The authors of the 2002/2004 Report on the Future of Statistics mentioned in the Overview, Bruce Lindsay, Jon Kettenring, and David Siegmund, described the current lag in developing core statistical theory to meet the data-analytic needs of the statistical sciences. The previous paragraph draws on ideas in this report. A few examples where statistical theory needs major development include: accepted standards for experimental exploration of new statistical methods; methods for data-mining; automatic methods for discovering new patterns in extremely large data-sets; automatic methods for classifying and recognizing patterns; methods for verifying data integrity; regularization methods for difficult ill-posed problems such as mass tomography based on noisy data.

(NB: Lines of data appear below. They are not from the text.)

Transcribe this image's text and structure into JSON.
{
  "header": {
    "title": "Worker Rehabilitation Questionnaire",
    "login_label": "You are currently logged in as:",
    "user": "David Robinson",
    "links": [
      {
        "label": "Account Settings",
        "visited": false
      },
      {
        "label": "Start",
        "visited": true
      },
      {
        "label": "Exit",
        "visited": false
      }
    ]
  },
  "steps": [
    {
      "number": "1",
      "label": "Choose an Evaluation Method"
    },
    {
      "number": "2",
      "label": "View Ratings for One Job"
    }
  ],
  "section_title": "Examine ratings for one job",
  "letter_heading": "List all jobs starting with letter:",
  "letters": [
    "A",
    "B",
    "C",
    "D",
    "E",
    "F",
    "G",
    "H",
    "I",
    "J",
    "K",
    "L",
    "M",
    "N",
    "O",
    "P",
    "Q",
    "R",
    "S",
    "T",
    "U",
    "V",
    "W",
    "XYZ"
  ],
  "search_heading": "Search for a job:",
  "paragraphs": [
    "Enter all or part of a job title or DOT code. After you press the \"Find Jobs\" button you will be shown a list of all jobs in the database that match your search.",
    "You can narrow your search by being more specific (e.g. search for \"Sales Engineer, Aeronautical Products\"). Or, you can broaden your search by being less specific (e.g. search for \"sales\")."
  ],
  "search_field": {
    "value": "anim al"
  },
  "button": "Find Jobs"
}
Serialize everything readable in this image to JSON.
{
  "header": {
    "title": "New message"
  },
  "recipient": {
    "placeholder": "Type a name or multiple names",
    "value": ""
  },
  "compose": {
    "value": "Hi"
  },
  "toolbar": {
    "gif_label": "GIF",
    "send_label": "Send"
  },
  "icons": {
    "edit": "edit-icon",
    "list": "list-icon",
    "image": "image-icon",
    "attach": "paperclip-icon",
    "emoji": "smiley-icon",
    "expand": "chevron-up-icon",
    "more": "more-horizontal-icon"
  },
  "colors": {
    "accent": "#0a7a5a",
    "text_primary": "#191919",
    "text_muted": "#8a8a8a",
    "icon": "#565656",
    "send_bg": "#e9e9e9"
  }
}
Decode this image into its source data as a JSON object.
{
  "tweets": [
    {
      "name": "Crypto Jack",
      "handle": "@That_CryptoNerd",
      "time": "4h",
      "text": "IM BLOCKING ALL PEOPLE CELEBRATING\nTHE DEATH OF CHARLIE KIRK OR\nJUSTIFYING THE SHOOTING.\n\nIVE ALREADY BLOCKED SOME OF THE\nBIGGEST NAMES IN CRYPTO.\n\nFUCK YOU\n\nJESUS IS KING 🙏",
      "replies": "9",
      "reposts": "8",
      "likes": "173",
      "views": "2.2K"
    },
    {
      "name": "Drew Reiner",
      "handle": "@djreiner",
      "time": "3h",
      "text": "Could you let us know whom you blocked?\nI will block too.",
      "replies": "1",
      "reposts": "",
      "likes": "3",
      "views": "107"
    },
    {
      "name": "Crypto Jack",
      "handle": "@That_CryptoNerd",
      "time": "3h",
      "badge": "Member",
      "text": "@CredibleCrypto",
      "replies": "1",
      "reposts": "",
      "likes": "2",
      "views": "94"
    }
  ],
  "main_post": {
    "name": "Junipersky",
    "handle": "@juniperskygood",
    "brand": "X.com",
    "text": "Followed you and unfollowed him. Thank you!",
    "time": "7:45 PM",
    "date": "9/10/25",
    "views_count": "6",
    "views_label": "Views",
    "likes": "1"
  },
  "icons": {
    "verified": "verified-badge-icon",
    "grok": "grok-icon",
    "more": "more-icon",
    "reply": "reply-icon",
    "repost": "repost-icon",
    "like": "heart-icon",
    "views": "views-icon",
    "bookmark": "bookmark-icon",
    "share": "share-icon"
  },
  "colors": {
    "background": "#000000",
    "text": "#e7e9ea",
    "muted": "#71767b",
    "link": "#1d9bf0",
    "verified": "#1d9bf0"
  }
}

Our focus in the proposed Banff workshop will be core statistical theory. In the past, we might have called the topic ``mathematical statistics'', were not this name so closely associated with the 1960's vision of statistics before the computer revolution changed our discipline. We put emphasis on ``the new statistics'' to indicate that we not interested in variations on old themes, but rather in relevant theory for the data-analytic circumstances of the present, outlined above. The call for this type of theory - rethinking the old and seeking new approaches - was recently expressed at several places. We point not only to the NSF report already cited but also to a recent article in the IMS Bulletin by Terry Speed, who does research in statistical genomics at Berkeley and Melbourne and is a former president of the Institute of Mathematical Statistics (IMS); let us stress also the synergy with the more specialized ``Statistical Theory and Methods for Complex, High-Dimensional Data'' program at the Isaac Newton Institute for Mathematical Sciences of the University of Cambridge.
The objective of the workshop is to bring together a number of leading-edge researchers in mathematical statistics, together with key people from the statistical sciences and other communities practicing data analysis. Several of these groups have been listed above. The accent will be less on the exhibition of achievements and more on identifying major challenges and promising intellectual approaches for developing the core of statistics. To avoid an amorphous outcome, we would like to concentrate on few topics that we believe are particularly important, as summarized in the Overview of the subject area. Given the breadth of the task, we do not expect to solve it at one workshop; but we see this possibility as an opportunity to make first steps on a likely long way.